The opportunity set is not confined to the 1,600 stocks in the MSCI World Index (the fund does not invest in emerging market shares now) as it looks at 4,500 shares.
The only limitation is that no share may have a weighting of more than 0.5% above or below its index weighting. So shares outside the index have a maximum weighting of 0.5%.
Chevron Corp and Banco Santander Central are two shares that are not megacaps in the top 10, but the fund is obliged to hold giants such as Apple, Alphabet (Google) and Microsoft by virtue of their size. Other shares include Nvidia Corp, which provides the “brains” for robots and self-driving cars, the biopharmaceutical business Amgen as well as a couple of basic consumer goods businesses, Philip Morris International and Walmart. The largest overweight position is in Bank of America, which, at 1.3%, is double its index weighting.
The fund has a highly systematic process. It doesn’t believe there is value in visiting company management, but many of the inputs into process are fundamental, such as earnings growth.
Heslop says the downside risk is reduced by cutting out unwanted shares and managing volatility.
This control process includes a 4% share turnover every week.
SIM Global Best Ideas used to qualify as the most bizarre and idiosyncratic global equity fund on the market. It was run by financial fund manager Kokkie Kooyman and often had a clear bias to emerging-market mid-caps. But over the past three years it has started to look like a more conventional global equity fund.

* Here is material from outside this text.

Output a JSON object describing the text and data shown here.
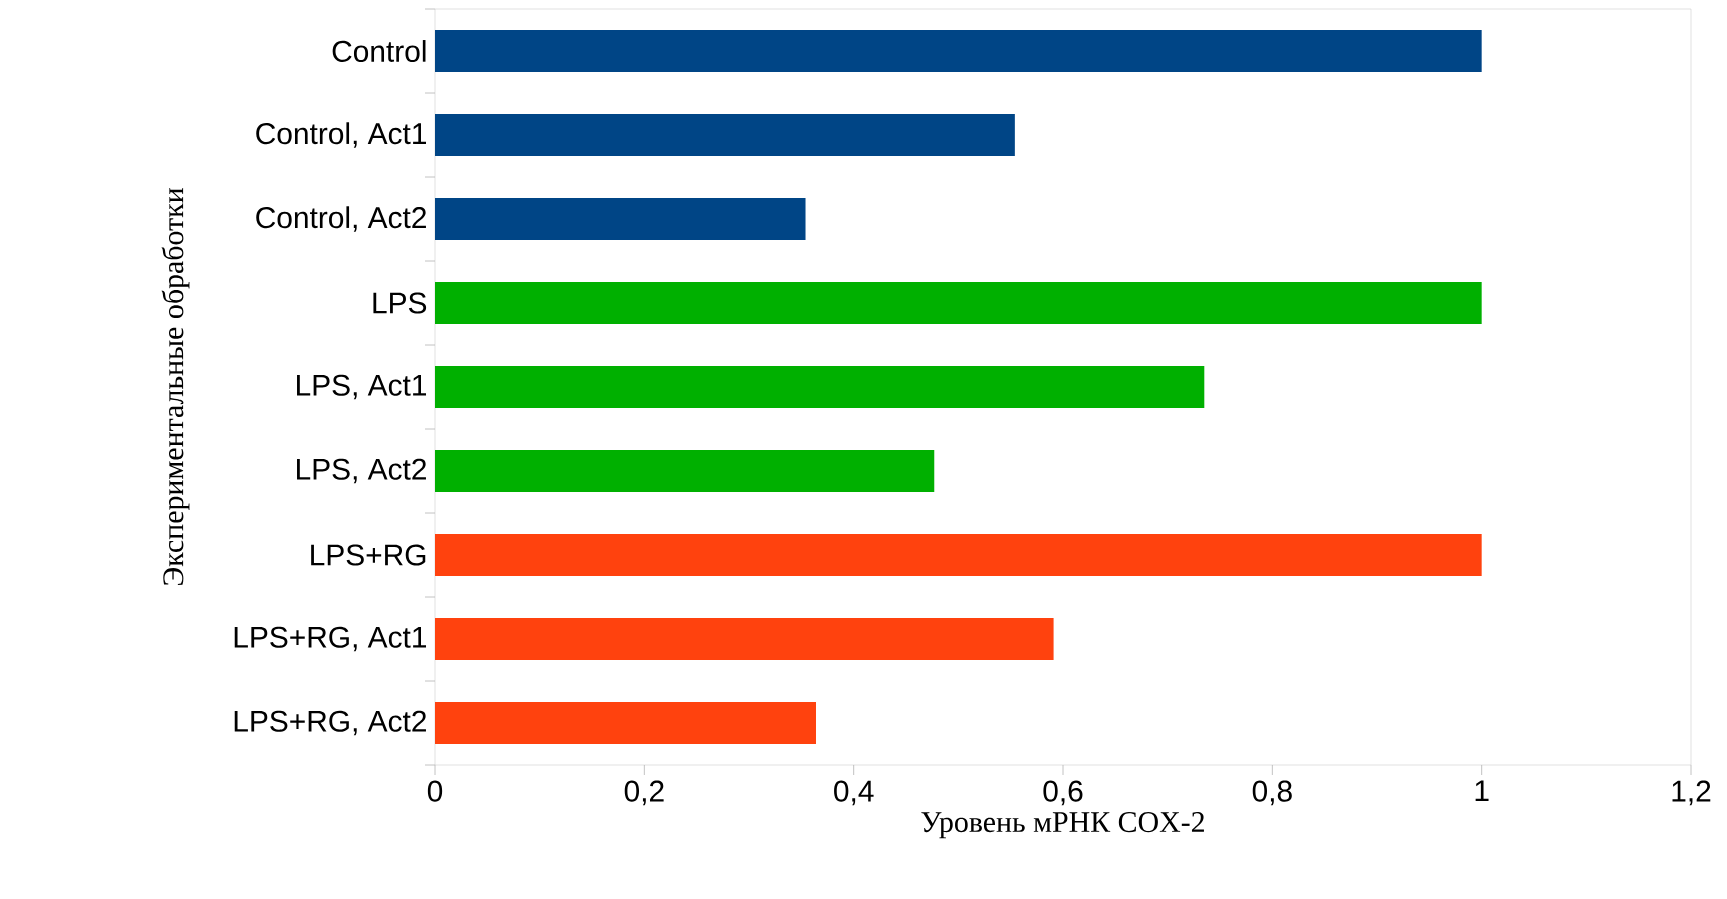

Kooyman’s co-manager, Douw Steenekamp, has brought more discipline into the portfolio. It has, unfortunately, made the fund somewhat duller.
The largest share — once Great Wall Motors of China — is now Microsoft. Steenekamp likes old-line IT companies that are no longer considered glamorous, such as the house that Bill Gates built, Cisco and Oracle. He says every one of the top 200 US companies is an Oracle client. Of the newer-generation tech businesses, only Apple appears in the top 10.
Another subtheme is medical technology. The fund is a hefty investor in Medtronic, best known for the pacemaker, and medical products specialist CR Bard, which is a leader in the cancer and renal sector.
Though in the early days more than half of the shares in this fund were financials, now just JPMorgan makes it to the top 10. But the smaller holdings in Bank of America, Axa and Citigroup all contributed.
The fund now has a financials subfund directly managed by Kooyman that has 21 shares with a 5% exposure to emerging market financials. One of the more controversial shares is US insurer AIG. It’s had troubles since the global financial crisis, but Steenekamp wonders how low it can go at its current level of 0.7 times book value.
There have been some good contributors outside financials, such as Royal Dutch Shell, John Deere and Time Warner.
Steenekamp invests with a long-term view, so he has had to put up with some short-term (poor) earnings surprises from holdings such as Medtronic and Nielsen, as well as from IG Group.
Overall the fund’s portfolio trades at a discount to the overall market, with a forward p:e of 15.1 against the market’s 17.4%. The return on equity is considerably better, at 19% against 15%.